Altıntaş is a town in Kütahya Province in the Aegean region of Turkey. It is the seat of Altıntaş District. Its population is 5,258 (2022).

== History ==
Altıntaş was previously known as "Kurtköy". The district's name means "goldstone" in Turkish and was given due to the large stone deposits, especially marble deposits in the area.

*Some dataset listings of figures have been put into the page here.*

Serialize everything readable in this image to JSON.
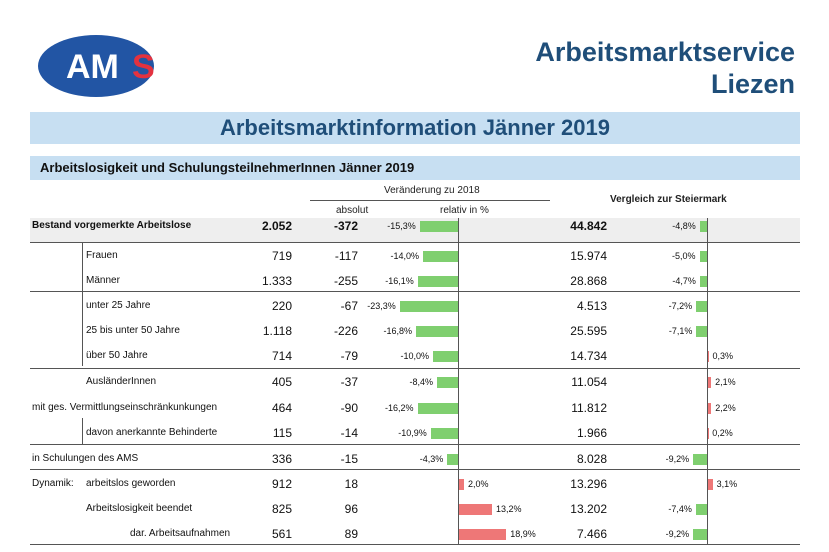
{
  "header": {
    "logo_text": "AMS",
    "org_line1": "Arbeitsmarktservice",
    "org_line2": "Liezen",
    "title": "Arbeitsmarktinformation Jänner 2019",
    "subtitle": "Arbeitslosigkeit und SchulungsteilnehmerInnen Jänner 2019"
  },
  "table": {
    "col_change_header": "Veränderung zu 2018",
    "col_absolut": "absolut",
    "col_relativ": "relativ in %",
    "col_compare": "Vergleich zur Steiermark",
    "rows": [
      {
        "prefix": "",
        "label": "Bestand vorgemerkte Arbeitslose",
        "value": "2.052",
        "abs": "-372",
        "rel": "-15,3%",
        "rel_num": -15.3,
        "st_value": "44.842",
        "st_rel": "-4,8%",
        "st_rel_num": -4.8,
        "bold": true,
        "indent": 0
      },
      {
        "prefix": "",
        "label": "Frauen",
        "value": "719",
        "abs": "-117",
        "rel": "-14,0%",
        "rel_num": -14.0,
        "st_value": "15.974",
        "st_rel": "-5,0%",
        "st_rel_num": -5.0,
        "bold": false,
        "indent": 1
      },
      {
        "prefix": "",
        "label": "Männer",
        "value": "1.333",
        "abs": "-255",
        "rel": "-16,1%",
        "rel_num": -16.1,
        "st_value": "28.868",
        "st_rel": "-4,7%",
        "st_rel_num": -4.7,
        "bold": false,
        "indent": 1
      },
      {
        "prefix": "",
        "label": "unter 25 Jahre",
        "value": "220",
        "abs": "-67",
        "rel": "-23,3%",
        "rel_num": -23.3,
        "st_value": "4.513",
        "st_rel": "-7,2%",
        "st_rel_num": -7.2,
        "bold": false,
        "indent": 1
      },
      {
        "prefix": "",
        "label": "25 bis unter 50 Jahre",
        "value": "1.118",
        "abs": "-226",
        "rel": "-16,8%",
        "rel_num": -16.8,
        "st_value": "25.595",
        "st_rel": "-7,1%",
        "st_rel_num": -7.1,
        "bold": false,
        "indent": 1
      },
      {
        "prefix": "",
        "label": "über 50 Jahre",
        "value": "714",
        "abs": "-79",
        "rel": "-10,0%",
        "rel_num": -10.0,
        "st_value": "14.734",
        "st_rel": "0,3%",
        "st_rel_num": 0.3,
        "bold": false,
        "indent": 1
      },
      {
        "prefix": "",
        "label": "AusländerInnen",
        "value": "405",
        "abs": "-37",
        "rel": "-8,4%",
        "rel_num": -8.4,
        "st_value": "11.054",
        "st_rel": "2,1%",
        "st_rel_num": 2.1,
        "bold": false,
        "indent": 1
      },
      {
        "prefix": "",
        "label": "mit ges. Vermittlungseinschränkunkungen",
        "value": "464",
        "abs": "-90",
        "rel": "-16,2%",
        "rel_num": -16.2,
        "st_value": "11.812",
        "st_rel": "2,2%",
        "st_rel_num": 2.2,
        "bold": false,
        "indent": 0
      },
      {
        "prefix": "",
        "label": "davon anerkannte Behinderte",
        "value": "115",
        "abs": "-14",
        "rel": "-10,9%",
        "rel_num": -10.9,
        "st_value": "1.966",
        "st_rel": "0,2%",
        "st_rel_num": 0.2,
        "bold": false,
        "indent": 1
      },
      {
        "prefix": "",
        "label": "in Schulungen des AMS",
        "value": "336",
        "abs": "-15",
        "rel": "-4,3%",
        "rel_num": -4.3,
        "st_value": "8.028",
        "st_rel": "-9,2%",
        "st_rel_num": -9.2,
        "bold": false,
        "indent": 0
      },
      {
        "prefix": "Dynamik:",
        "label": "arbeitslos geworden",
        "value": "912",
        "abs": "18",
        "rel": "2,0%",
        "rel_num": 2.0,
        "st_value": "13.296",
        "st_rel": "3,1%",
        "st_rel_num": 3.1,
        "bold": false,
        "indent": 1
      },
      {
        "prefix": "",
        "label": "Arbeitslosigkeit beendet",
        "value": "825",
        "abs": "96",
        "rel": "13,2%",
        "rel_num": 13.2,
        "st_value": "13.202",
        "st_rel": "-7,4%",
        "st_rel_num": -7.4,
        "bold": false,
        "indent": 1
      },
      {
        "prefix": "",
        "label": "dar. Arbeitsaufnahmen",
        "value": "561",
        "abs": "89",
        "rel": "18,9%",
        "rel_num": 18.9,
        "st_value": "7.466",
        "st_rel": "-9,2%",
        "st_rel_num": -9.2,
        "bold": false,
        "indent": 2
      }
    ]
  },
  "colors": {
    "brand_blue": "#1f4e79",
    "logo_blue": "#2255a4",
    "logo_red": "#e3323f",
    "header_bg": "#c7dff2",
    "bar_negative": "#7fcf6f",
    "bar_positive": "#ee7777"
  }
}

Chalcolithic artifacts have been found in the Altıntaş area. The Roman city of Soa is located within the district boundaries. The marble in the area was mined in antiquity, having been used in the construction of the ancient city of Aizanoi nearby. Near today's Pınarcık village, a Roman city called "Abya" produced its own coins. In the Osmaniye village, a mausoleum from the 2nd or 3rd century AD was excavated. In the district center of Altıntaş, a tomb called the Seydisül Tomb, built in the late 19th or early 20th century, contains an arch from the Byzantine era, depicting Deesis.

During the reign of the Ottoman sultan Bayezid II, a rebellion was suppressed at a battle in Altıntaş.

Early in the Greco-Turkish War during the Turkish War of Independence, the area was occupied by the Greek forces. Parts of the Battle of Dumlupınar took place within the district boundaries; these areas were later declared a national park. Altıntaş became a district in 1947.